There are some things you will need to consider when deciding if the S corporation structure is right for your business.

  • An S corporation allows the owner of the business to be taxed on a portion of the business profit.
  • While you pay fewer taxes, the IRS may look more closely at your taxes since your overall tax liability will be reduced.
  • Your business profit will be separated into two categories: shareholder's wages and distributive share.
  • Since an S corporation operates as a pass-through tax entity, the owner may still face tax rates as individuals. This amount may vary depending on how much participation they have in the business.
  • Active shareholders will be expected to participate in the daily activities of the business.
  • An owner of an S corporation will most likely be paid a salary which will be taxed for FICA at the payroll level.

Considerations for Salary

There are many things that will be considered when determining an owner's salary.
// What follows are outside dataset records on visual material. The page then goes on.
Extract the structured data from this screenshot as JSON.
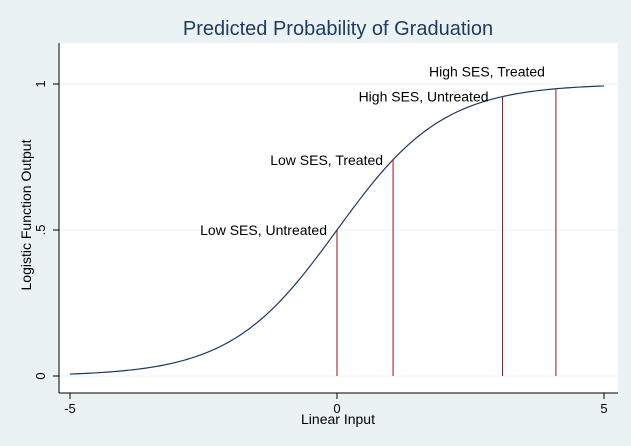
{
  "chart_data": {
    "type": "line",
    "title": "Predicted Probability of Graduation",
    "xlabel": "Linear Input",
    "ylabel": "Logistic Function Output",
    "xlim": [
      -5,
      5
    ],
    "ylim": [
      0,
      1
    ],
    "x_ticks": [
      "-5",
      "0",
      "5"
    ],
    "y_ticks": [
      "0",
      ".5",
      "1"
    ],
    "x_tick_values": [
      -5,
      0,
      5
    ],
    "y_tick_values": [
      0,
      0.5,
      1
    ],
    "grid": true,
    "curve": {
      "function": "logistic",
      "x_from": -5,
      "x_to": 5,
      "color": "#1e3a5f"
    },
    "markers": [
      {
        "label": "Low SES, Untreated",
        "x": 0,
        "y": 0.5
      },
      {
        "label": "Low SES, Treated",
        "x": 1.05,
        "y": 0.74
      },
      {
        "label": "High SES, Untreated",
        "x": 3.1,
        "y": 0.957
      },
      {
        "label": "High SES, Treated",
        "x": 4.1,
        "y": 0.984
      }
    ],
    "marker_color": "#8b1a1a",
    "background_color": "#eaf2f3",
    "plot_background_color": "#ffffff"
  }
}
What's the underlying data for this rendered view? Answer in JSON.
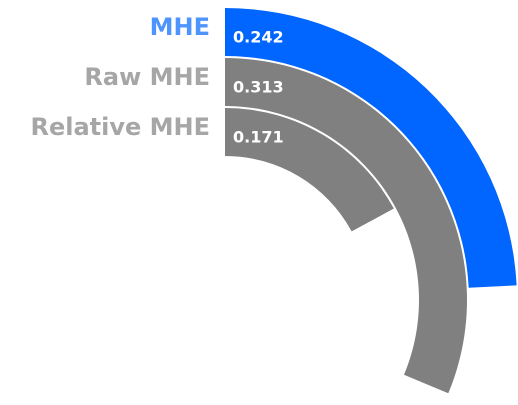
{
  "chart_data": {
    "type": "radial_bar",
    "categories": [
      "MHE",
      "Raw MHE",
      "Relative MHE"
    ],
    "values": [
      0.242,
      0.313,
      0.171
    ],
    "colors": [
      "#0066ff",
      "#808080",
      "#808080"
    ],
    "label_colors": [
      "#4d94ff",
      "#a6a6a6",
      "#a6a6a6"
    ],
    "xlim": [
      0,
      1
    ]
  }
}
Some things that may affect the level of tax paid include:

  • The owner's duties and responsibilities.
  • Their training and experience.
  • The amount of time they devote to business affairs.
  • The wages that are paid to non-shareholder employees.
  • The dividends that stockholders receive.
  • The amount other businesses would pay for similar employment services.

In essence, shareholders of an s corporation will end up being taxed on what should be their portion of the business profits, whether they received those dividends or not. Additionally, a shareholder in an S corporation will be allowed to receive distributions that are not taxed as long as the amount does not exceed their cost basis in the S corporation.